(Daily Caller News Foundation) — Several members of the U.S. Secret Service were placed on administrative leave after the July 13 assassination attempt on former President Donald Trump in Butler County, Pennsylvania, Fox News reported.
At least five Secret Service members, including one from Trump’s personal protective team and four from the Pittsburgh Field Office, were put on leave nearly six weeks after the shooting, according to Fox News. Thomas Matthew Crooks, 20, fired shots at the former president from a rooftop positioned 130 yards from the rally stage, raising concerns about the Secret Service’s security lapses.
“This is such a ridiculously delayed reaction,” Tristan Leavitt, president of Empower Oversight, said in a post on X. “These Secret Service employees should have been reassigned to these administrative duties on July 13. Director [Ronald] Rowe said he would wait until an investigation before issuing ‘disciplinary action’—but reassigning to admin duties is not disciplinary action.”
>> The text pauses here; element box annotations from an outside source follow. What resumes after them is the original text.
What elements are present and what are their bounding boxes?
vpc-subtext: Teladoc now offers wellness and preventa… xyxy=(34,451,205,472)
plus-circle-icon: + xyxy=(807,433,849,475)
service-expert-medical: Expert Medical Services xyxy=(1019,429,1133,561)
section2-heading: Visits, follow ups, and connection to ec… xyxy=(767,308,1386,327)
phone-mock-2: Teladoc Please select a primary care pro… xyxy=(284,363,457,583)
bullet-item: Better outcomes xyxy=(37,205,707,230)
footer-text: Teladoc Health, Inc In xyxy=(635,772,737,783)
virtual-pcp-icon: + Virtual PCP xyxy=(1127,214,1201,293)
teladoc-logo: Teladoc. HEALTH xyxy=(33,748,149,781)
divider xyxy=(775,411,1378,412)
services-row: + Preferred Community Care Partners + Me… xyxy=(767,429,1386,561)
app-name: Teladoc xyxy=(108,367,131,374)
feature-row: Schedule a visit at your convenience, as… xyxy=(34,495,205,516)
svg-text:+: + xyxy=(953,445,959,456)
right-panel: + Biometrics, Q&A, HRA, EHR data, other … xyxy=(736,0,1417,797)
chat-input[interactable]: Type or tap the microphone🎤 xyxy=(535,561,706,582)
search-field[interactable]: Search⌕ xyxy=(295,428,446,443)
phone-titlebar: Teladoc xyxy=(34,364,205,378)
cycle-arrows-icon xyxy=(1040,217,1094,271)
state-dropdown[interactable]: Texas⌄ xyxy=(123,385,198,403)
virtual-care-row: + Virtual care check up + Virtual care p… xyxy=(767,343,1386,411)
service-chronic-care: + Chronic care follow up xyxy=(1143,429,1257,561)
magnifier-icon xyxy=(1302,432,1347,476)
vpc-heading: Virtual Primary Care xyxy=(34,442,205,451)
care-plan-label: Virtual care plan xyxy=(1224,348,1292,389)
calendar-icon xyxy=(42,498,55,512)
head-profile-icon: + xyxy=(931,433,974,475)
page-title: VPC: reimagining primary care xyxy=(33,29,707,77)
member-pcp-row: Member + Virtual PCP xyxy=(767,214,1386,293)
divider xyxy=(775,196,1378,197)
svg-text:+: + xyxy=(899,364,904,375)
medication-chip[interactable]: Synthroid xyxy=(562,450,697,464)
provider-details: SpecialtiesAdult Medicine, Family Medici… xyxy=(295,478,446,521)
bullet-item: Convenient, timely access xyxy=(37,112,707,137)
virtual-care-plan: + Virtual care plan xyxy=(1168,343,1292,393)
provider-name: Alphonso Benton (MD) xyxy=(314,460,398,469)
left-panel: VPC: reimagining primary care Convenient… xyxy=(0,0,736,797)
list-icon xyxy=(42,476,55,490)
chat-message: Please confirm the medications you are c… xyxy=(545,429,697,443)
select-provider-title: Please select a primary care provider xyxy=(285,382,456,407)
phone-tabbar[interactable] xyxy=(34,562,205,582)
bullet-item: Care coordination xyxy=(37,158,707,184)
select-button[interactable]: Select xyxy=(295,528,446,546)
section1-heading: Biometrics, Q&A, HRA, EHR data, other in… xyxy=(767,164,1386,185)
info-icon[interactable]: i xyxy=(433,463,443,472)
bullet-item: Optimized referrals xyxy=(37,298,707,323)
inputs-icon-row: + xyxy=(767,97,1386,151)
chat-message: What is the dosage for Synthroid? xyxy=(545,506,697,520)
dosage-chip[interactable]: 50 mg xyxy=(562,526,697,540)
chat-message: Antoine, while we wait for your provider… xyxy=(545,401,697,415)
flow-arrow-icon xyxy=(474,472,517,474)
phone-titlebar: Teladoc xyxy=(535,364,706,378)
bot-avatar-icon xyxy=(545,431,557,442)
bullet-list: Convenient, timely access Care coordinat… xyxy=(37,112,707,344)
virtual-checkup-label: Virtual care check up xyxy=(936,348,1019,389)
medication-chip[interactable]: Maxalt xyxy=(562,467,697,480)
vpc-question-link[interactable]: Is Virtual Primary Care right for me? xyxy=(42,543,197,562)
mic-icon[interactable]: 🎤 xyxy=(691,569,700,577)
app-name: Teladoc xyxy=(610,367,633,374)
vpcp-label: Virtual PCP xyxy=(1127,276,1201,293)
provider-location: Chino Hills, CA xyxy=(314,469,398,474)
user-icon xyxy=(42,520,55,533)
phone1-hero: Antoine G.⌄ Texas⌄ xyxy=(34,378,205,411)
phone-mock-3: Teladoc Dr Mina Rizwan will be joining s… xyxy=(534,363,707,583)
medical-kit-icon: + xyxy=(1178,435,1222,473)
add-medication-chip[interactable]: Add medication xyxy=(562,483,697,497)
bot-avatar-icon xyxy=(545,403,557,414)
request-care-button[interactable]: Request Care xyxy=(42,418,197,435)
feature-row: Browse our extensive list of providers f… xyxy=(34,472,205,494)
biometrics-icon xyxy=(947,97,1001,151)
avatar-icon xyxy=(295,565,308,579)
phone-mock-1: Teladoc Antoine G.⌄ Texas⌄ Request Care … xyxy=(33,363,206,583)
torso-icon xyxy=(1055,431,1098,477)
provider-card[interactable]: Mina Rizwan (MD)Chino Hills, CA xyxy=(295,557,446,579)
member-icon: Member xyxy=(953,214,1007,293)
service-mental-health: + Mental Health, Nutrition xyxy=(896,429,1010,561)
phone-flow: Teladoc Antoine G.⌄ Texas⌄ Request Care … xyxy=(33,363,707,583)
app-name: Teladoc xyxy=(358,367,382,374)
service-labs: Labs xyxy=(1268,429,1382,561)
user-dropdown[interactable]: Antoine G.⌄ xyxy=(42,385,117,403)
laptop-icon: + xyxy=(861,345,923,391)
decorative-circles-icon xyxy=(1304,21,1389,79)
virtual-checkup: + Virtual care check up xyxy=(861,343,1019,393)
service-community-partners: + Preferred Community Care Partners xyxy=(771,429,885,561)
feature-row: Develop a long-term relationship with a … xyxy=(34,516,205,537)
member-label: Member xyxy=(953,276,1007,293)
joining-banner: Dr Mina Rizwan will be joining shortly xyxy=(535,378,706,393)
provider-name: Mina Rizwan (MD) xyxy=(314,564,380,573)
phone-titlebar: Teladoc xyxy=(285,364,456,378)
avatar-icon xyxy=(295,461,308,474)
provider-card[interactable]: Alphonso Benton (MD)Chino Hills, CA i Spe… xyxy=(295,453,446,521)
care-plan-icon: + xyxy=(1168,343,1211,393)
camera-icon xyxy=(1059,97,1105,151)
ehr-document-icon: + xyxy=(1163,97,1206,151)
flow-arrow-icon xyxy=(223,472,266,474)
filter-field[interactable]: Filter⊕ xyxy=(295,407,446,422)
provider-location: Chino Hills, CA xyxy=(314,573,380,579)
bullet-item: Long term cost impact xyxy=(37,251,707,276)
Crooks was reportedly spotted by witnesses, flagged by Secret Service agents and identified by a local counter sniper over an hour and a half before Trump took the stage. In the weeks following the incident, lawmakers held hearings pressing the Secret Service and the FBI regarding the security lapses leading up to the shooting.
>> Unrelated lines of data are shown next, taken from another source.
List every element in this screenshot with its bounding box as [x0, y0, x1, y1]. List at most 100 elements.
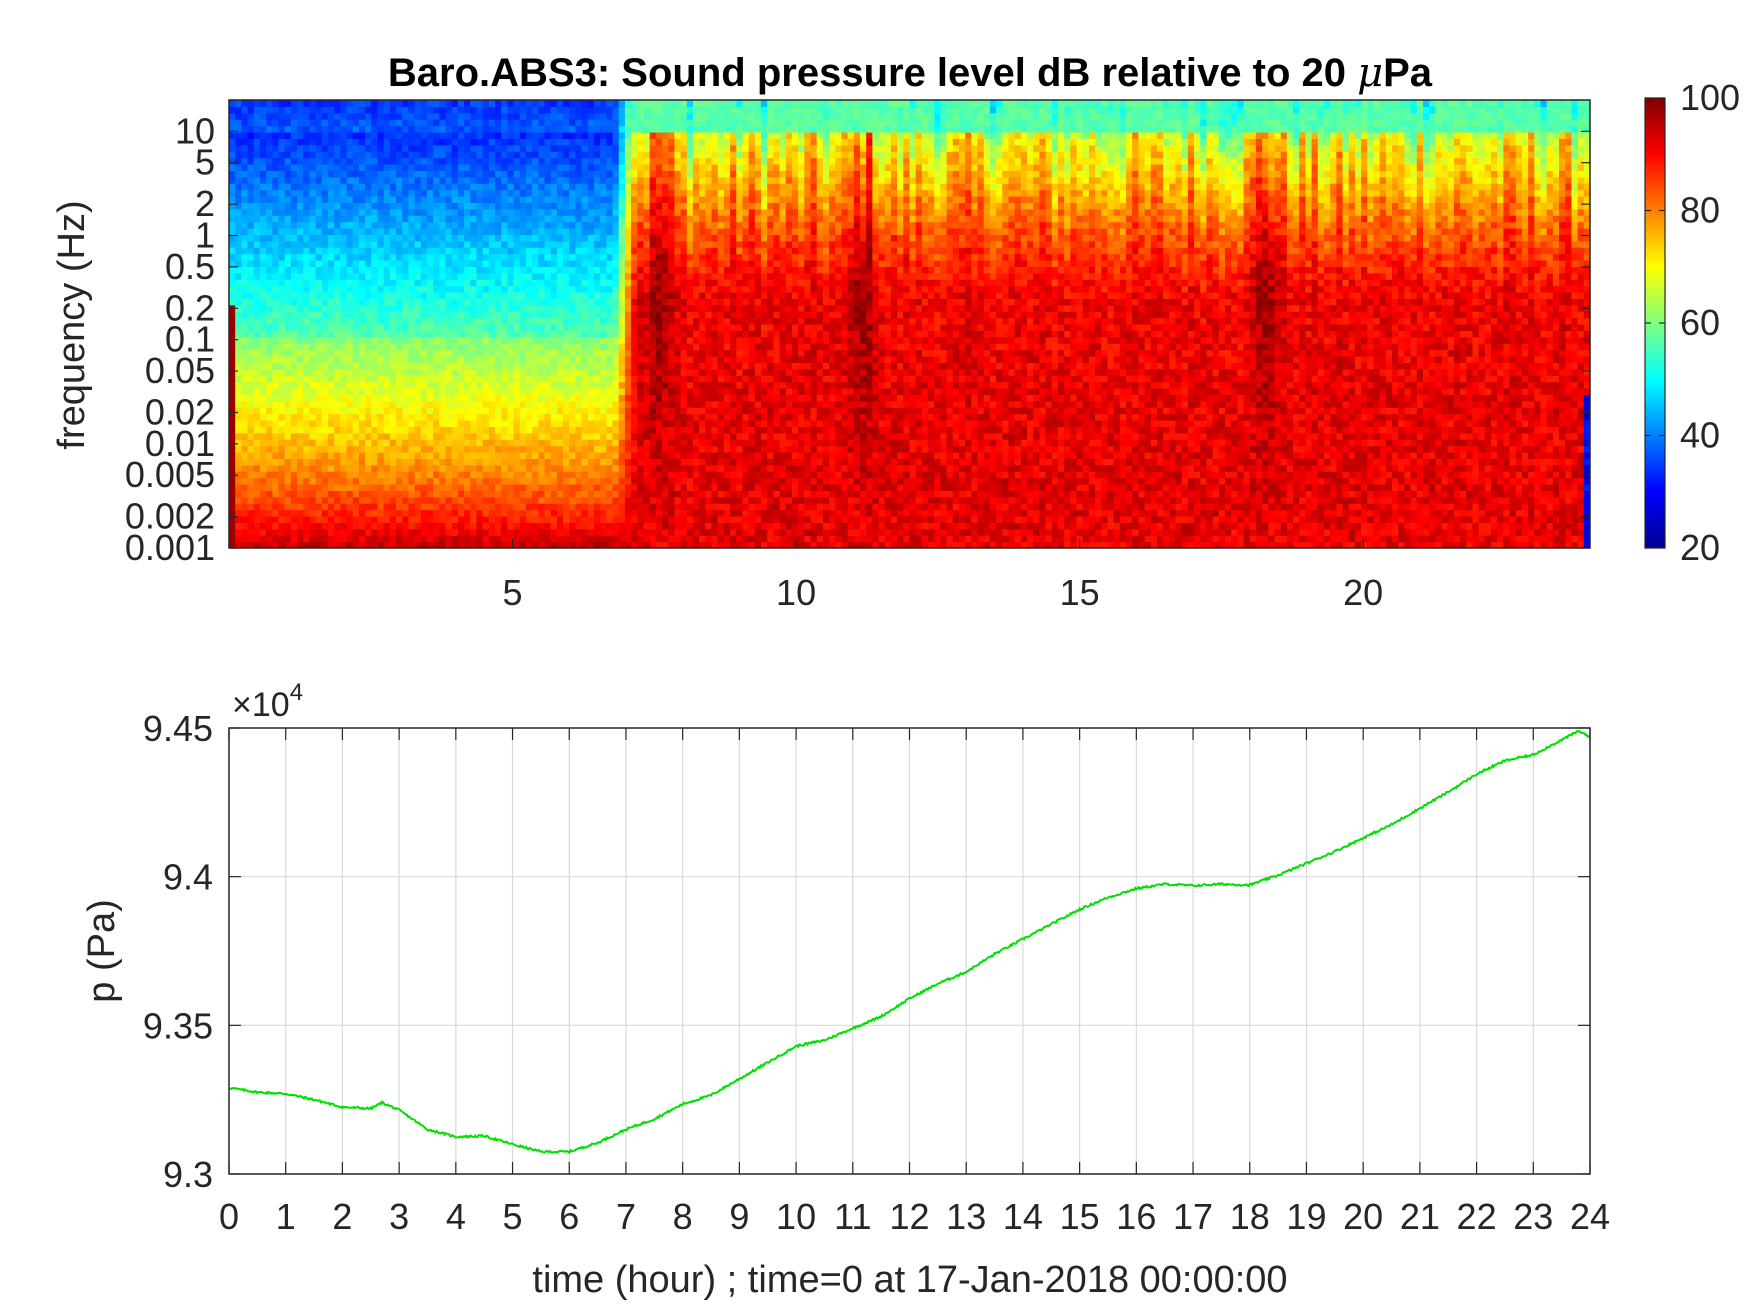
spectrogram-cell — [433, 375, 440, 383]
spectrogram-cell — [365, 503, 372, 511]
spectrogram-cell — [303, 407, 311, 415]
spectrogram-cell — [488, 234, 496, 242]
spectrogram-cell — [402, 247, 410, 255]
spectrogram-cell — [488, 132, 496, 139]
spectrogram-cell — [587, 349, 595, 357]
spectrogram-cell — [414, 356, 422, 363]
spectrogram-cell — [315, 119, 323, 127]
spectrogram-cell — [538, 445, 546, 453]
spectrogram-cell — [346, 253, 354, 261]
spectrogram-cell — [266, 221, 273, 229]
spectrogram-cell — [284, 490, 292, 498]
spectrogram-cell — [334, 362, 341, 370]
spectrogram-cell — [606, 343, 614, 351]
spectrogram-cell — [563, 151, 570, 159]
spectrogram-cell — [259, 164, 267, 171]
spectrogram-cell — [290, 535, 298, 543]
spectrogram-cell — [637, 439, 645, 447]
spectrogram-cell — [618, 132, 626, 139]
spectrogram-cell — [507, 112, 515, 120]
spectrogram-cell — [402, 119, 410, 127]
spectrogram-cell — [327, 234, 335, 242]
spectrogram-cell — [377, 458, 385, 466]
spectrogram-cell — [637, 432, 645, 440]
spectrogram-cell — [315, 247, 323, 255]
spectrogram-cell — [371, 522, 379, 530]
spectrogram-cell — [396, 228, 403, 235]
spectrogram-cell — [303, 164, 311, 171]
spectrogram-cell — [383, 132, 391, 139]
spectrogram-cell — [235, 343, 242, 351]
spectrogram-cell — [278, 522, 286, 530]
spectrogram-cell — [662, 228, 669, 235]
spectrogram-cell — [309, 189, 317, 197]
spectrogram-cell — [235, 522, 242, 530]
spectrogram-cell — [643, 445, 651, 453]
spectrogram-cell — [365, 151, 372, 159]
spectrogram-cell — [482, 336, 490, 344]
spectrogram-cell — [247, 272, 255, 280]
spectrogram-cell — [284, 317, 292, 325]
spectrogram-cell — [334, 215, 341, 223]
spectrogram-cell — [457, 292, 465, 299]
spectrogram-cell — [321, 330, 329, 338]
spectrogram-cell — [556, 400, 564, 408]
spectrogram-cell — [371, 439, 379, 447]
spectrogram-cell — [389, 496, 397, 504]
spectrogram-cell — [414, 535, 422, 543]
spectrogram-cell — [420, 208, 428, 216]
spectrogram-cell — [272, 490, 280, 498]
spectrogram-cell — [253, 330, 261, 338]
spectrogram-cell — [643, 240, 651, 248]
spectrogram-cell — [594, 119, 601, 127]
spectrogram-cell — [334, 311, 341, 319]
spectrogram-cell — [235, 247, 242, 255]
spectrogram-cell — [278, 368, 286, 376]
spectrogram-cell — [420, 253, 428, 261]
spectrogram-cell — [309, 304, 317, 312]
spectrogram-cell — [241, 234, 249, 242]
spectrogram-cell — [259, 119, 267, 127]
spectrogram-cell — [426, 522, 434, 530]
spectrogram-cell — [352, 228, 360, 235]
spectrogram-cell — [668, 496, 676, 504]
spectrogram-cell — [594, 324, 601, 331]
spectrogram-cell — [569, 151, 577, 159]
spectrogram-cell — [383, 426, 391, 434]
spectrogram-cell — [259, 112, 267, 120]
spectrogram-cell — [618, 426, 626, 434]
spectrogram-cell — [284, 119, 292, 127]
spectrogram-cell — [649, 100, 657, 107]
spectrogram-cell — [606, 151, 614, 159]
spectrogram-cell — [544, 215, 552, 223]
spectrogram-cell — [495, 311, 502, 319]
spectrogram-cell — [414, 362, 422, 370]
spectrogram-cell — [420, 356, 428, 363]
spectrogram-cell — [383, 528, 391, 536]
spectrogram-cell — [612, 215, 620, 223]
spectrogram-cell — [575, 253, 583, 261]
spectrogram-cell — [457, 253, 465, 261]
spectrogram-cell — [309, 503, 317, 511]
spectrogram-cell — [414, 298, 422, 306]
spectrogram-cell — [631, 458, 638, 466]
spectrogram-cell — [266, 336, 273, 344]
spectrogram-cell — [229, 394, 236, 402]
spectrogram-cell — [297, 541, 304, 548]
spectrogram-cell — [414, 388, 422, 395]
spectrogram-cell — [476, 413, 484, 421]
spectrogram-cell — [612, 439, 620, 447]
spectrogram-cell — [272, 272, 280, 280]
spectrogram-cell — [618, 260, 626, 267]
spectrogram-cell — [290, 189, 298, 197]
spectrogram-cell — [451, 119, 459, 127]
spectrogram-cell — [606, 272, 614, 280]
spectrogram-cell — [457, 471, 465, 479]
spectrogram-cell — [649, 215, 657, 223]
spectrogram-cell — [525, 253, 533, 261]
spectrogram-cell — [538, 522, 546, 530]
spectrogram-cell — [309, 260, 317, 267]
spectrogram-cell — [352, 535, 360, 543]
spectrogram-cell — [470, 208, 478, 216]
spectrogram-cell — [396, 266, 403, 274]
Secret Service Director Kimberly Cheatle resigned 10 days after the attempted assassination.
“There must be accountability at the Secret Service for its historic failures that led to the attempted assassination of President Trump,” Republican Kentucky Rep. James Comer, chairman of the House Oversight Committee, said in a statement on X. “Holding negligent employees accountable is the first step. I look forward to the Task Force’s findings of its investigation. We must ensure the Secret Service does not fail again.”
The Secret Service did not immediately respond to a request for comment from the Daily Caller News Foundation.